Israel has made clear it sees the truce as a temporary halt intended to free hostages, but there are growing calls for a more sustained pause in fighting.
UN Secretary-General Antonio Guterres demanded a "true humanitarian ceasefire", warning Gazans are "in the midst of an epic humanitarian catastrophe."
And China, whose top diplomat Wang Yi was in New York for Security Council talks on the violence, urged an immediate "sustained humanitarian truce", in a position paper released Thursday.
The hostage releases have brought joy tinged with agony, with families anxiously waiting each night to learn if their loved ones will be freed, and learning harrowing details from those who return.
Four-year-old Abigail was captured after crawling out from under the body of her father, killed by militants, covered in his blood, her great aunt Liz Hirsh Naftali said.

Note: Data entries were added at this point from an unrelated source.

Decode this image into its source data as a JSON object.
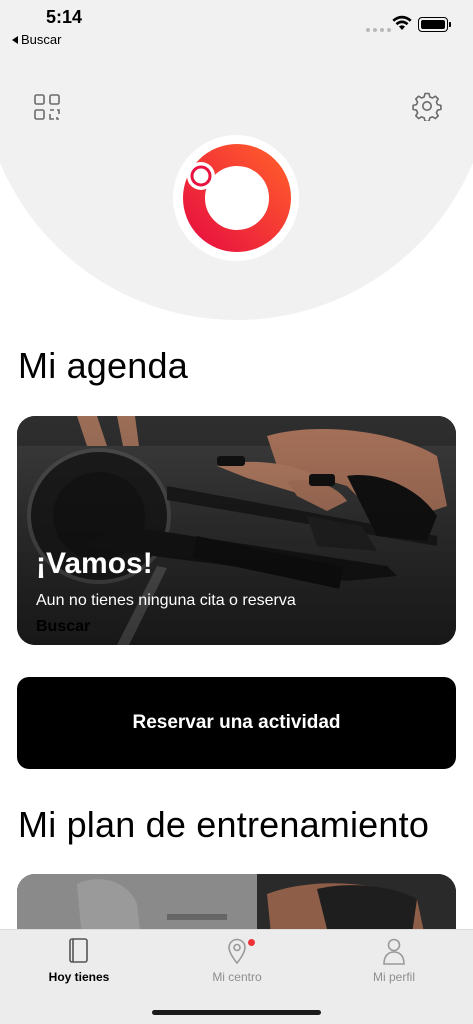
{
  "status_bar": {
    "time": "5:14",
    "back_label": "Buscar"
  },
  "header": {
    "qr_icon": "qr-code-icon",
    "settings_icon": "gear-icon",
    "logo_colors": [
      "#e8133f",
      "#ff5a2c"
    ]
  },
  "agenda": {
    "title": "Mi agenda",
    "card": {
      "heading": "¡Vamos!",
      "subtitle": "Aun no tienes ninguna cita o reserva",
      "link": "Buscar"
    },
    "reserve_button": "Reservar una actividad"
  },
  "plan": {
    "title": "Mi plan de entrenamiento"
  },
  "tabs": [
    {
      "label": "Hoy tienes",
      "icon": "notebook-icon",
      "active": true
    },
    {
      "label": "Mi centro",
      "icon": "location-pin-icon",
      "active": false,
      "notification": true
    },
    {
      "label": "Mi perfil",
      "icon": "person-icon",
      "active": false
    }
  ],
  "colors": {
    "accent": "#ee3237",
    "button_bg": "#000000",
    "header_bg": "#f1f1f1"
  }
}
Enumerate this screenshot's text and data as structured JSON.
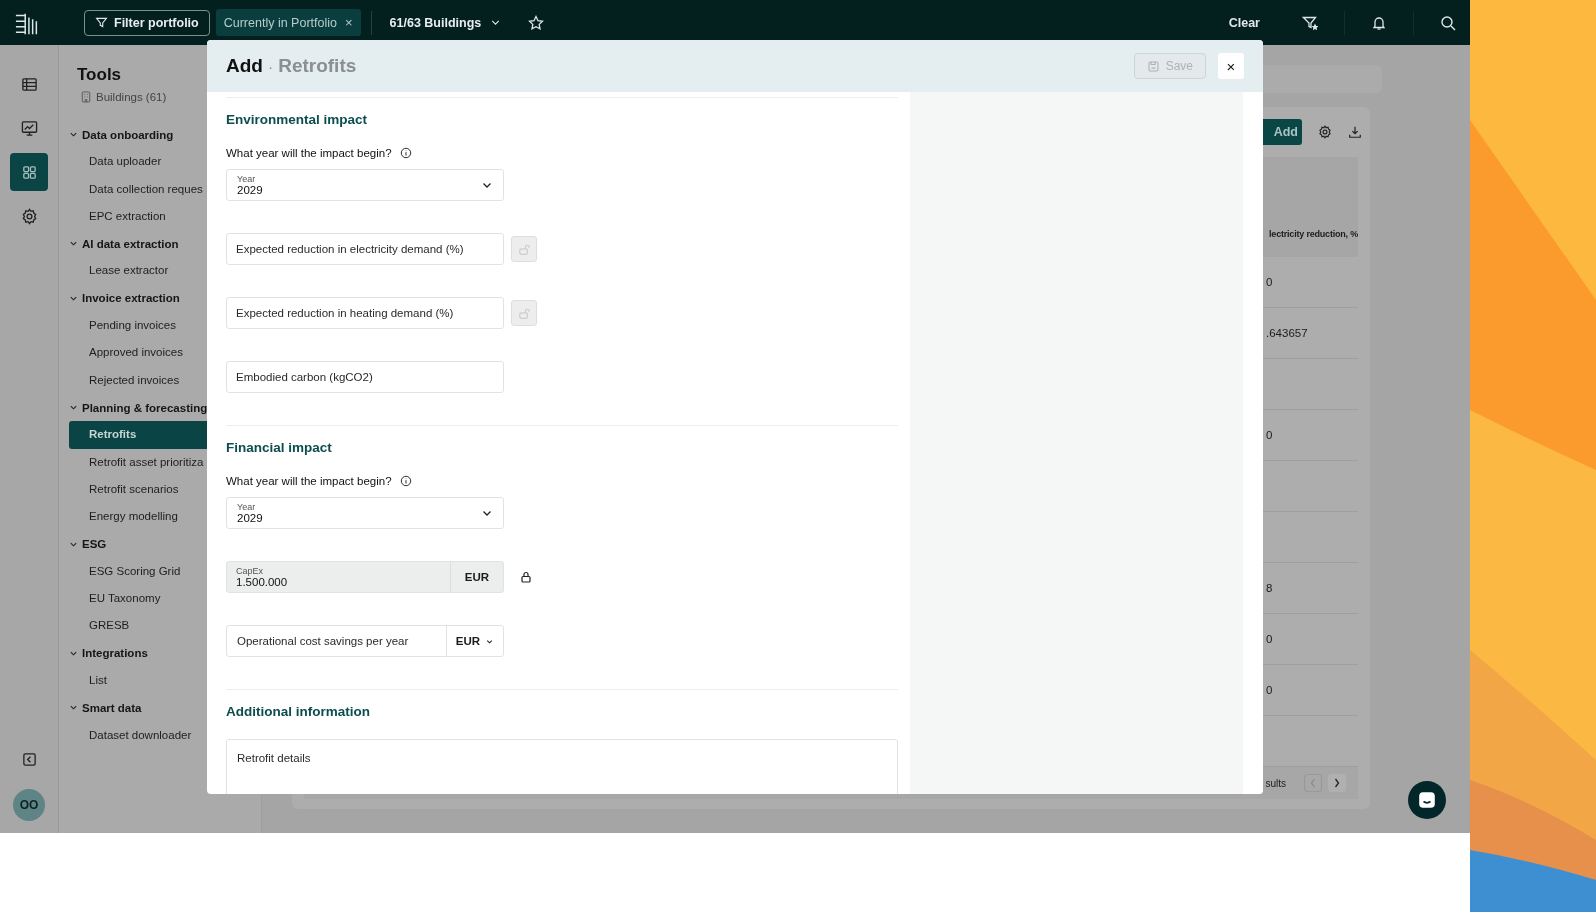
{
  "topbar": {
    "filter_button": "Filter portfolio",
    "chip": {
      "label": "Currently in Portfolio",
      "close": "×"
    },
    "buildings": "61/63 Buildings",
    "clear": "Clear"
  },
  "rail": [
    {
      "kind": "table",
      "selected": false
    },
    {
      "kind": "chart",
      "selected": false
    },
    {
      "kind": "grid",
      "selected": true
    },
    {
      "kind": "gear",
      "selected": false
    }
  ],
  "avatar": "OO",
  "sidebar": {
    "title": "Tools",
    "subtitle": "Buildings (61)",
    "groups": [
      {
        "label": "Data onboarding",
        "expanded": true,
        "children": [
          {
            "label": "Data uploader",
            "selected": false
          },
          {
            "label": "Data collection reques",
            "selected": false
          },
          {
            "label": "EPC extraction",
            "selected": false
          }
        ]
      },
      {
        "label": "AI data extraction",
        "expanded": true,
        "children": [
          {
            "label": "Lease extractor",
            "selected": false
          }
        ]
      },
      {
        "label": "Invoice extraction",
        "expanded": true,
        "children": [
          {
            "label": "Pending invoices",
            "selected": false
          },
          {
            "label": "Approved invoices",
            "selected": false
          },
          {
            "label": "Rejected invoices",
            "selected": false
          }
        ]
      },
      {
        "label": "Planning & forecasting",
        "expanded": true,
        "children": [
          {
            "label": "Retrofits",
            "selected": true
          },
          {
            "label": "Retrofit asset prioritiza",
            "selected": false
          },
          {
            "label": "Retrofit scenarios",
            "selected": false
          },
          {
            "label": "Energy modelling",
            "selected": false
          }
        ]
      },
      {
        "label": "ESG",
        "expanded": true,
        "children": [
          {
            "label": "ESG Scoring Grid",
            "selected": false
          },
          {
            "label": "EU Taxonomy",
            "selected": false
          },
          {
            "label": "GRESB",
            "selected": false
          }
        ]
      },
      {
        "label": "Integrations",
        "expanded": true,
        "children": [
          {
            "label": "List",
            "selected": false
          }
        ]
      },
      {
        "label": "Smart data",
        "expanded": true,
        "children": [
          {
            "label": "Dataset downloader",
            "selected": false
          }
        ]
      }
    ]
  },
  "background": {
    "add_button": "Add",
    "column_header": "lectricity reduction, %",
    "rows": [
      {
        "value": "0"
      },
      {
        "value": ".643657"
      },
      {},
      {
        "value": "0"
      },
      {},
      {},
      {
        "value": "8"
      },
      {
        "value": "0"
      },
      {
        "value": "0"
      },
      {}
    ],
    "footer": "sults"
  },
  "modal": {
    "title": "Add",
    "separator": "·",
    "subtitle": "Retrofits",
    "save": {
      "label": "Save",
      "disabled": true
    },
    "close": "×",
    "sections": [
      {
        "heading": "Environmental impact",
        "fields": [
          {
            "kind": "select",
            "question": "What year will the impact begin?",
            "label": "Year",
            "value": "2029"
          },
          {
            "kind": "text",
            "placeholder": "Expected reduction in electricity demand (%)",
            "lock": {
              "locked": false,
              "disabled": true
            }
          },
          {
            "kind": "text",
            "placeholder": "Expected reduction in heating demand (%)",
            "lock": {
              "locked": false,
              "disabled": true
            }
          },
          {
            "kind": "text",
            "placeholder": "Embodied carbon (kgCO2)"
          }
        ]
      },
      {
        "heading": "Financial impact",
        "fields": [
          {
            "kind": "select",
            "question": "What year will the impact begin?",
            "label": "Year",
            "value": "2029"
          },
          {
            "kind": "currency",
            "label": "CapEx",
            "value": "1.500.000",
            "currency": "EUR",
            "disabled": true,
            "lock": {
              "locked": true,
              "disabled": false
            }
          },
          {
            "kind": "currency-select",
            "placeholder": "Operational cost savings per year",
            "currency": "EUR"
          }
        ]
      },
      {
        "heading": "Additional information",
        "fields": [
          {
            "kind": "textarea",
            "placeholder": "Retrofit details"
          }
        ]
      }
    ]
  }
}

"It's a miracle," she said of the little girl's survival and release.
In a reminder of the tragic stakes of the conflict however, Israel's army said Wednesday it was investigating a claim by Hamas's armed wing that a 10-month-old baby hostage, his four-year-old brother and their mother had all been killed in an Israeli bombing in Gaza.
Israel pounded the Gaza Strip relentlessly before the truce, forcing an estimated 1.7 million people to leave their homes and limiting the entry of food, water, medicine and fuel.
Conditions in the territory remain "catastrophic", according to the World Food Programme, and the population faces a "high risk of famine.
Israeli forces targeted several hospitals in northern Gaza during the fighting, accusing Hamas of using them for military purposes.
The spokesman for the Hamas-run territory's health ministry, Ashraf al-Qudra, told AFP Wednesday that doctors found five premature babies dead in Gaza City's Al-Nasr hospital, which medical staff had been forced to abandon.
The truce has allowed those displaced to return to their homes, but for many there is little left.
"I discovered that my house had been completely destroyed -- 27 years of my life to build it and everything is gone," said Taghrid al-Najjar, 46, after returning to her home in southeastern Gaza.
The violence in Gaza has also raised tensions in the West Bank, where nearly 240 Palestinians have been killed by either Israeli soldiers or settlers since October 7, according to the Palestinian health ministry.
An eight-year-old boy and a teenager were the latest deaths in the occupied territory, with Israel saying it "responded with live fire... and hits were identified" after suspects hurled explosive devices towards troops.